This section is from the book "Beverages And Their Adulteration Origin, Composition, Manufacture, Natural, Artificial, Fermented, Distilled, Alkaloidal And Fruit Juices", by Harvey W. Wiley. Also available from Amazon: Beverages And Their Adulteration.
One of the most important illustrations of the necessity of control has been found in the celebrated contest between St. Louis and Chicago respecting the diversion of the drainage waters of Chicago from the lake through the drainage canal to the Mississippi River. The sending of such a huge body of sewage into the Illinois River and thence into the Mississippi River is evidently a menace to the inhabitants who live along the banks of these two streams. While it is true that the pollution of a stream is cared for in course of time from natural causes, it is also true that in flowing water very great injury may be done before these natural causes have had an opportunity to completely purify the water. The term "completely purify" may be too strong, for in natural purification the end results of the oxidation processes still remain in the water. While the nitric acid and the nitrates formed therefrom and the ammonia and the common nitrates which remain in the water are in themselves no very great threat to health, the esthetic point of view is offended, by offering for human consumption the purified sewage of large cities in which all the end results of purification remain.

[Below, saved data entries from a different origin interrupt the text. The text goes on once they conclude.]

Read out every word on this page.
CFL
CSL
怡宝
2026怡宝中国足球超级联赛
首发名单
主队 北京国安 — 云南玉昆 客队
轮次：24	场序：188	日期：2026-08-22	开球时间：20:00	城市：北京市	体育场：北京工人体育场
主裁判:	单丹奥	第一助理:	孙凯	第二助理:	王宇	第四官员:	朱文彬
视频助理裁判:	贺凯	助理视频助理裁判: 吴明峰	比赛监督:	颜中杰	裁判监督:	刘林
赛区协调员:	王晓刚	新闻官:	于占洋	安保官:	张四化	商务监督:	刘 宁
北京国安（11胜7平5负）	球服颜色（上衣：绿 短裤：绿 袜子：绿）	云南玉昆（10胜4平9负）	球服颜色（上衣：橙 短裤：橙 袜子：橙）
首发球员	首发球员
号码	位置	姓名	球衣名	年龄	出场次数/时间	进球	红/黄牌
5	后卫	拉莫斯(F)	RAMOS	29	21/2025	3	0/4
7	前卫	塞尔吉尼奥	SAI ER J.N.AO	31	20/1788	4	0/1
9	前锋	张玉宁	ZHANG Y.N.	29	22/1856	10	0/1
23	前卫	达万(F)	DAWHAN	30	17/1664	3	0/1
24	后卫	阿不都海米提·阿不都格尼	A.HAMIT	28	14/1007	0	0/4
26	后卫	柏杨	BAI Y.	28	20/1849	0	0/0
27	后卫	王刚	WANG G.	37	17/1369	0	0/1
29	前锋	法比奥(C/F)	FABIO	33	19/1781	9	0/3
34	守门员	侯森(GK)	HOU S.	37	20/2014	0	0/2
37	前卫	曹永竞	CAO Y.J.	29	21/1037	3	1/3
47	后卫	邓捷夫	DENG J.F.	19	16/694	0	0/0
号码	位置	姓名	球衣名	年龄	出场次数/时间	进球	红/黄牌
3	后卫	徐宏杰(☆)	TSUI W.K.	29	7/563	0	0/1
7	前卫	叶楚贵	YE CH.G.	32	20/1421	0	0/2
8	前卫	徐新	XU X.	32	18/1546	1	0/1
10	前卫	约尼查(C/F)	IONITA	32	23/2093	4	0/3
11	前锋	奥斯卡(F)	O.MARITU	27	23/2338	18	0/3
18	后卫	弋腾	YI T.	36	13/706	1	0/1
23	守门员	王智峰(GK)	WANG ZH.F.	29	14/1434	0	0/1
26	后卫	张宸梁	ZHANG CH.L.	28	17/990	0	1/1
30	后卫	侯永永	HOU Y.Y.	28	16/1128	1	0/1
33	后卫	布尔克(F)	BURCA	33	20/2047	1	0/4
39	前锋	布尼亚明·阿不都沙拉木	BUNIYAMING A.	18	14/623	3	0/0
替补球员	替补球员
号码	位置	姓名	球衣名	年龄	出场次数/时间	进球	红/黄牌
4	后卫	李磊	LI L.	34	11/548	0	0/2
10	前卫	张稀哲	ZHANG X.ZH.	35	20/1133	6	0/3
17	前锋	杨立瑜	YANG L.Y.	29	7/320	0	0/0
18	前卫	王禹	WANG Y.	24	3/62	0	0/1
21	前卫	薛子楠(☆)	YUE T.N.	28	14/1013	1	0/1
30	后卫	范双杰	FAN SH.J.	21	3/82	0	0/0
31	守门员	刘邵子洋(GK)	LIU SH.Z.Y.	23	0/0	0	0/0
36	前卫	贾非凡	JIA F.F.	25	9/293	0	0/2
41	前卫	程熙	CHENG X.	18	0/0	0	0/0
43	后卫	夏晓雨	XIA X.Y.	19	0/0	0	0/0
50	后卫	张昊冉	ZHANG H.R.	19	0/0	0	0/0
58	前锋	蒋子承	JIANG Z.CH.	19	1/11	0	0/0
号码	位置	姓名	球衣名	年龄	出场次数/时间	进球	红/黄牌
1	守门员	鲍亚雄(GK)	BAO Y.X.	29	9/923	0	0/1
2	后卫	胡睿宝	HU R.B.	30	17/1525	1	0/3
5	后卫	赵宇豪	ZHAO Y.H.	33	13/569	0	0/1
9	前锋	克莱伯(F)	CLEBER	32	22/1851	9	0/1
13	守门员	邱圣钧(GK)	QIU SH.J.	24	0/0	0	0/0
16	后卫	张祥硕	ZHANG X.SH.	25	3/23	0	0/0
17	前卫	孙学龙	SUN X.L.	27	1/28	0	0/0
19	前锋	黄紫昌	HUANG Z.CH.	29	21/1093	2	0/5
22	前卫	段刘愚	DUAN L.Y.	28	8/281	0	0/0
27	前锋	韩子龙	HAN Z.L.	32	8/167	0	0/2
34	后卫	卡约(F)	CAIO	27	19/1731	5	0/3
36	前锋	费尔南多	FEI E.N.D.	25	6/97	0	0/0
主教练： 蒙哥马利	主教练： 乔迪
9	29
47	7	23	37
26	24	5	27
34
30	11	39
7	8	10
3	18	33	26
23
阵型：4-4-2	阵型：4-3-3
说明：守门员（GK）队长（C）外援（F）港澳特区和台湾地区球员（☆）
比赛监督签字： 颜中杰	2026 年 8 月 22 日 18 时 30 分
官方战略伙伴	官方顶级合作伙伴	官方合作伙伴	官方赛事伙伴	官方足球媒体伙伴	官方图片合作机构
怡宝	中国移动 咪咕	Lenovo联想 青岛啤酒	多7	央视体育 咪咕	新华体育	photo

The principle of the natural purification of the water rests upon the oxidation of the organic matter, which is the principal carrier of dangerous infection, by means of organisms which produce a solution of the solid bodies and a change in the chemical nature practically of all the bodies contained in the sewage. These organisms act more rapidly in warm than in cold weather. Other things being equal, the sewage would be more rapidly purified naturally during the summer than during the winter. During the summer, also, the volume of the carrying waters is less, and hence the necessity for purification is greater. These organisms not only attack the carbohydrate bodies and destroy them, but they also convert the nitrogenous bodies into nitric acid and ammonia. It is not safe to depend upon these natural causes for* purification, as they act irregularly and at varying speeds of activity and in varying completeness of final results. The sewage of cities and of towns, should be impounded and purified before being allowed to enter the running streams.